1. A method for controlling a temperature-related refrigeration parameter of at least two parallel evaporators of an evaporation stage of a refrigeration system within an operational range of the refrigeration parameter for the evaporators, with a control valve positioned between the at least two evaporators and a compression stage in the refrigeration system to vary a suction effect of the compression stage on the evaporation stage and a sensors associated with each of the evaporators, comprising the steps of:

monitoring the temperature-related refrigeration parameter for each one of the evaporators individually with respective ones of the sensors; and

modulating the control valve to vary the suction effect of the compression stage on the evaporators of the evaporator stage, as a response to a signal from any one of the sensors detecting a refrigeration parameter value out of said operational range for any one of the evaporators, so as to return said refrigeration parameter value to said operational range.

2. The method according to claim 1, wherein the temperature-related refrigeration parameter is a temperature in refrigerators cooled by the evaporators of the evaporation stage.

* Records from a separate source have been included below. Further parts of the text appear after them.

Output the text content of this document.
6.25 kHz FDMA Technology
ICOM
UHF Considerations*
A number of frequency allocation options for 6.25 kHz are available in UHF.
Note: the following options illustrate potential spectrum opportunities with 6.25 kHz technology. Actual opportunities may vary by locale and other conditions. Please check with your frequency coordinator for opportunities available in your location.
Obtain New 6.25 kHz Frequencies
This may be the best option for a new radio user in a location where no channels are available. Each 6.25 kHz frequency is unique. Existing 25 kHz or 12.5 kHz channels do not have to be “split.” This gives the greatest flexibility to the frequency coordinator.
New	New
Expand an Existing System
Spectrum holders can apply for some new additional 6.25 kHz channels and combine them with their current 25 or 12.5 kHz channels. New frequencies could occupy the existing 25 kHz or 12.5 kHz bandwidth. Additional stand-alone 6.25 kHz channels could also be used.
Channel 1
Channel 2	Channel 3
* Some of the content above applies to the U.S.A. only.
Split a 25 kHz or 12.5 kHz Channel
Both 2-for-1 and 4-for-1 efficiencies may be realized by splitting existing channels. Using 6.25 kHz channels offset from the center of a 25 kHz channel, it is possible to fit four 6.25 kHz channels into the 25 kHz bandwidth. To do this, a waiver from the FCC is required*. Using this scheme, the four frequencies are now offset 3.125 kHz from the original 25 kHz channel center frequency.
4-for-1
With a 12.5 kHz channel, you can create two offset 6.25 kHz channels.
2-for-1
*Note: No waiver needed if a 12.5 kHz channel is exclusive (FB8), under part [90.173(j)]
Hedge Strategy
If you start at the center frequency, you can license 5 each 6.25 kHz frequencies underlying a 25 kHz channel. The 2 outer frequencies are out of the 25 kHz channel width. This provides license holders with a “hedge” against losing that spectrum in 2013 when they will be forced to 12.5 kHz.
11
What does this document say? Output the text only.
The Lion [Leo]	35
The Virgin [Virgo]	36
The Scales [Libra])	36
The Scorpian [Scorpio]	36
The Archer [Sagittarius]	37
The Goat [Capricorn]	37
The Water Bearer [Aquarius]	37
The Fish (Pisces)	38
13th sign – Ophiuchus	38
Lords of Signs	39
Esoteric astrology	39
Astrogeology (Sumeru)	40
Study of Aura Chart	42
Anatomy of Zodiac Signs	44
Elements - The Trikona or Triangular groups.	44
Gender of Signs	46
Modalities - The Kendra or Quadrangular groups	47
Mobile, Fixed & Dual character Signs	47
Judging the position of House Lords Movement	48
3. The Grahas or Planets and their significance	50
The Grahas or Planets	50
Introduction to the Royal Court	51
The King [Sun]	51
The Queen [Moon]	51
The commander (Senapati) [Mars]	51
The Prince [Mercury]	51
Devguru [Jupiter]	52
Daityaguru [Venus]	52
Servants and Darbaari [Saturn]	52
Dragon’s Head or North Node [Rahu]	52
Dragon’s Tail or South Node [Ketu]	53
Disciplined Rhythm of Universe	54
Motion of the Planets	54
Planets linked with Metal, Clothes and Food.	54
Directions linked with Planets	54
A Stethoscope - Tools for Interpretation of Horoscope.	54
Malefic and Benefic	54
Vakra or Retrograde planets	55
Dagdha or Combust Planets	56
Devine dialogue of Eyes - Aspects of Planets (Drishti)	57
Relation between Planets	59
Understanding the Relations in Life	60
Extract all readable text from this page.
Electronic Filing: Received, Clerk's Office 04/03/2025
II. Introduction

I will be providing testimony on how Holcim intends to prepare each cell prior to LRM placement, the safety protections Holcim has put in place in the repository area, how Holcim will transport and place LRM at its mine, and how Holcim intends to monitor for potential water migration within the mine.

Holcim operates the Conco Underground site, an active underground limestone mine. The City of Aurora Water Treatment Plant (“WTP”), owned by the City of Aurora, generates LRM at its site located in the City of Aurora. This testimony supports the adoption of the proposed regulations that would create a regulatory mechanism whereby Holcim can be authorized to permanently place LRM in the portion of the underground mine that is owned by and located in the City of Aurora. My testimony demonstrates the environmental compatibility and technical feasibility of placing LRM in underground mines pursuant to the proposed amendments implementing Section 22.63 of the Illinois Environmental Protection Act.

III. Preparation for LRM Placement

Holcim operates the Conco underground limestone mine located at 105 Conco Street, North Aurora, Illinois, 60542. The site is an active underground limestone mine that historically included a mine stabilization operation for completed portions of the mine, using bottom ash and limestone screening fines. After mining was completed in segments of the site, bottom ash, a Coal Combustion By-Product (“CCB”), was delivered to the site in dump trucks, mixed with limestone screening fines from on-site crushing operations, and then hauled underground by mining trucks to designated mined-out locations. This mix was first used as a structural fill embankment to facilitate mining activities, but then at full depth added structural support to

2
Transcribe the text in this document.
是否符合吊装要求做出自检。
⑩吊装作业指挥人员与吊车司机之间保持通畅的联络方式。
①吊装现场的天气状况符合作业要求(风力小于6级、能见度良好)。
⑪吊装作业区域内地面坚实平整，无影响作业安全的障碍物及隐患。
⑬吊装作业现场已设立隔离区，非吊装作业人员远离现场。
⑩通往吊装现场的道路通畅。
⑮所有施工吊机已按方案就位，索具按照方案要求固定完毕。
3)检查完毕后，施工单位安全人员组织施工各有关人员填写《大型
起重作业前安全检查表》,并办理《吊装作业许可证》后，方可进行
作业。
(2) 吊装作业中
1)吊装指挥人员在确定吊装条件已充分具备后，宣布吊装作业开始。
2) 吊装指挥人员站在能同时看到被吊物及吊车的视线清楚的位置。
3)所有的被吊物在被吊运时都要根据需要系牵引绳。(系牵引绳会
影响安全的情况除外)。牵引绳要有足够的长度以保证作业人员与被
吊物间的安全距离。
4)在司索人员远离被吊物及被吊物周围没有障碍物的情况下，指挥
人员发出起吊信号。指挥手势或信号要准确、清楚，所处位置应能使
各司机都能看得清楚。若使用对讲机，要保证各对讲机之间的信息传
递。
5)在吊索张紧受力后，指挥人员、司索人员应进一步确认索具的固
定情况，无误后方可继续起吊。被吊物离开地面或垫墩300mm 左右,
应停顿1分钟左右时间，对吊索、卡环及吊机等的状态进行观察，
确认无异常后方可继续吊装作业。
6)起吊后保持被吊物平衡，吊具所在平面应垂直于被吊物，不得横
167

3. The method according to claim 1, wherein the temperature-related refrigeration parameter is a refrigerant pressure in the evaporators.

4. A system for controlling a temperature-related refrigeration parameter of a first group of at least two parallel evaporators of an evaporation stage of a refrigeration system, comprising:

a first control valve positioned between the evaporation stage and a compression stage of the refrigeration system, the at least one control valve being modulable to vary a suction effect of the compression stage on the evaporation stage;

sensors associated with each one of the evaporators of the first group of evaporators; and

a controller having a first operational range of the refrigeration parameter for the first group of evaporators and being connected to the first control valve and to each one of the sensors, so as to monitor the refrigeration parameter of each one of the evaporators individually through respective ones of the sensors, and to modulate the first control valve as a response to a refrigeration parameter value of any one of the evaporators of the first group of evaporators being out of said first operational range so as to return said refrigeration parameter value to said first operational range.

5. The system according to claim 4, further comprising at least a second group of evaporators and a second control valve for the second group of evaporators, with each of the evaporators of the second group of evaporators being associated with a sensor, said controller having a second operational range of the refrigeration parameter for the second group so as to modulate the second control valve as a response to a refrigeration parameter value of any one of the evaporators of the second group of evaporators being out of said second operational range so as to return said refrigeration parameter value to said second operational range, independently of a control of the first group of actuators.

6. The system according to claim 4, wherein the temperature-related refrigeration parameter is a temperature in refrigerators cooled by the evaporators of the evaporation stage.

7. The system according to claim 4, wherein the temperature-related refrigeration parameter is a refrigerant pressure in the evaporators.